Charlotte Parent, the director of health for the City of New Orleans talked about the role of the city’s health department as the recent facilitators via the Behavioral Health Council. Parent told the audience, “The New Orleans Mental Health Dashboard gives monthly updates on what we have available, what mental health services are being utilized, and other trends: Are there increases in calls to police? Enough services for children? While we don’t provide direct care, what can we do to let people know what’s out there?” Parent alerted the audience to the city’s “Family Guide” resource (for families with nowhere to turn), the CAP Community Assistance Program (which helps divert those who’ve been arrested into the mental health system, and helps get their charges dropped).

Almost every panelist brought up the problem of getting the word out. It seems letting people know what mental health options are available and how to navigate them is as big of a problem as not having enough options. Most folks don’t know what is accessible or how they would pay for it.

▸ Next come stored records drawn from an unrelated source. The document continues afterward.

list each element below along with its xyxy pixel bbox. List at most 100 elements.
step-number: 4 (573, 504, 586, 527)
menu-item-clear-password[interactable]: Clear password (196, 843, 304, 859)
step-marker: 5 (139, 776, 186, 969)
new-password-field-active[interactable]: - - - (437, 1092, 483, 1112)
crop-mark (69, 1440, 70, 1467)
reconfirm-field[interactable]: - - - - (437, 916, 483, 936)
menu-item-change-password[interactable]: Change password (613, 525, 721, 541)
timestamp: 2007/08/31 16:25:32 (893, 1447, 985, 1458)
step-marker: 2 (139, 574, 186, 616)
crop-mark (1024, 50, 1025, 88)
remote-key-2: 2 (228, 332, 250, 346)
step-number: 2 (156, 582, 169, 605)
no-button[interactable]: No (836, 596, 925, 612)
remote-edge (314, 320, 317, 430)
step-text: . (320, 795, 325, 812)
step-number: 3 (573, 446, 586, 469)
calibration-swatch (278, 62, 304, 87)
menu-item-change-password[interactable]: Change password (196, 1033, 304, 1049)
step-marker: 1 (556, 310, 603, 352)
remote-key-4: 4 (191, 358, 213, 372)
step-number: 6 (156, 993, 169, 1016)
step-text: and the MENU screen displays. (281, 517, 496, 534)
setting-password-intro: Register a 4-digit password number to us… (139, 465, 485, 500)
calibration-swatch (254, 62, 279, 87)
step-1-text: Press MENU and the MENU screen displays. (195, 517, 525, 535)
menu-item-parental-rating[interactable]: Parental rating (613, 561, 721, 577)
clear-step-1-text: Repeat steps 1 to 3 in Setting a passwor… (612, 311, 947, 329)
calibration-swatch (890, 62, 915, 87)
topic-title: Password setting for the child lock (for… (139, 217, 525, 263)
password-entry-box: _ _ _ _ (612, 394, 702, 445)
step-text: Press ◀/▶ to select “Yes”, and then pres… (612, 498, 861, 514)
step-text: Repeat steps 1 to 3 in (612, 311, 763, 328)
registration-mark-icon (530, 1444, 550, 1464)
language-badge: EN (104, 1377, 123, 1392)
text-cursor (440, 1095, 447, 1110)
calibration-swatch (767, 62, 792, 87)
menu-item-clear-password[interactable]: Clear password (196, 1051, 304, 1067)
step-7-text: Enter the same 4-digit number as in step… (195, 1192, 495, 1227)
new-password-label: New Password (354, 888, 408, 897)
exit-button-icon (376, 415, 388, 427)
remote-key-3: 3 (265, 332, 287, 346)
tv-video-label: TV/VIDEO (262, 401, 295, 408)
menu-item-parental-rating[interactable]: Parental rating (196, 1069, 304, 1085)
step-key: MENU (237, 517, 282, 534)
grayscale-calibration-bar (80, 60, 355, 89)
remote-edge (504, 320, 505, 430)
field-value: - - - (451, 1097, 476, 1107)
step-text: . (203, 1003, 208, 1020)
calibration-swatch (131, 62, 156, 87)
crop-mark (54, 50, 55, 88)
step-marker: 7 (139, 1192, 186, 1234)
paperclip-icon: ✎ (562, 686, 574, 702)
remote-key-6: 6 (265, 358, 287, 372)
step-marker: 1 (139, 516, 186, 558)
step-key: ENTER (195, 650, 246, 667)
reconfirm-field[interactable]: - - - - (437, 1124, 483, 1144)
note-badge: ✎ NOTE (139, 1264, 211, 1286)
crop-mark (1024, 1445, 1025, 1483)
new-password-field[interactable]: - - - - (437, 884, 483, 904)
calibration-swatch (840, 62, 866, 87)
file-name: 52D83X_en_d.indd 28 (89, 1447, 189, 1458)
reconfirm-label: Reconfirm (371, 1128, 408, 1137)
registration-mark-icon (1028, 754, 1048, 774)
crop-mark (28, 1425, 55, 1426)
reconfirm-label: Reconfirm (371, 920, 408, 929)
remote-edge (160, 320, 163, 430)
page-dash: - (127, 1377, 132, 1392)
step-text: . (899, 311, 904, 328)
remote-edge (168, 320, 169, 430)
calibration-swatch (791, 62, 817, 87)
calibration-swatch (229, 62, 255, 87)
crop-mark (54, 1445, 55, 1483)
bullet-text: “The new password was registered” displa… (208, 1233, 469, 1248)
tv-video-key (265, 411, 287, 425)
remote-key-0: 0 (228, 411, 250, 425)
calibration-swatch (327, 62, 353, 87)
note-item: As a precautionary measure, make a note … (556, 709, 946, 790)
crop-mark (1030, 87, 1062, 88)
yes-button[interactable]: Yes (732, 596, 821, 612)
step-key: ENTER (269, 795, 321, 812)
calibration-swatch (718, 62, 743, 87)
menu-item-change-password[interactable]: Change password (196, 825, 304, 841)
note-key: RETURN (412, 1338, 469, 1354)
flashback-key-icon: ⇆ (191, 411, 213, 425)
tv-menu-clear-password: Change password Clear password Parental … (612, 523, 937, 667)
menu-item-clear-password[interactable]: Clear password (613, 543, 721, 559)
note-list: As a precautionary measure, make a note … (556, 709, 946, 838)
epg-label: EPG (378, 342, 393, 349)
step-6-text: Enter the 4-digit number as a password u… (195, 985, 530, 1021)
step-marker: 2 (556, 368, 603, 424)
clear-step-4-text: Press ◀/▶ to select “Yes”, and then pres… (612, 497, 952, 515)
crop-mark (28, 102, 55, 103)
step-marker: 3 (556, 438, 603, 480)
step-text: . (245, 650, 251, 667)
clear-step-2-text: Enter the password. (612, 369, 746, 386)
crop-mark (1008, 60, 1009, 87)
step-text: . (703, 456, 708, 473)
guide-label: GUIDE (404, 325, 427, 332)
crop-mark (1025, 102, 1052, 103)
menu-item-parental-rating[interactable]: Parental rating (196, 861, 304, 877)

The panel eventually took questions from the likes of Andrea Adams, director of nursing at Charity Hospital for 15 years, in charge of reestablishing mental health services at St. Paul hospital. Adams’ husband, an attorney, was killed on the streets. Her daughter’s boyfriend died in her daughter’s arms during a drive-by. “Had it not been for my knowledge of the mental health system and connections we would have never made it through,” Adams admitted. Idella Johnson, producer of the play “Riding Haley’s Comet” and sibling of a murder victim, wondered aloud about the families of murder victims. Janet Hayes of Healing Minds NOLA mentioned StepUp?, “Because lack of facilities has made mental health a criminal justice problem.”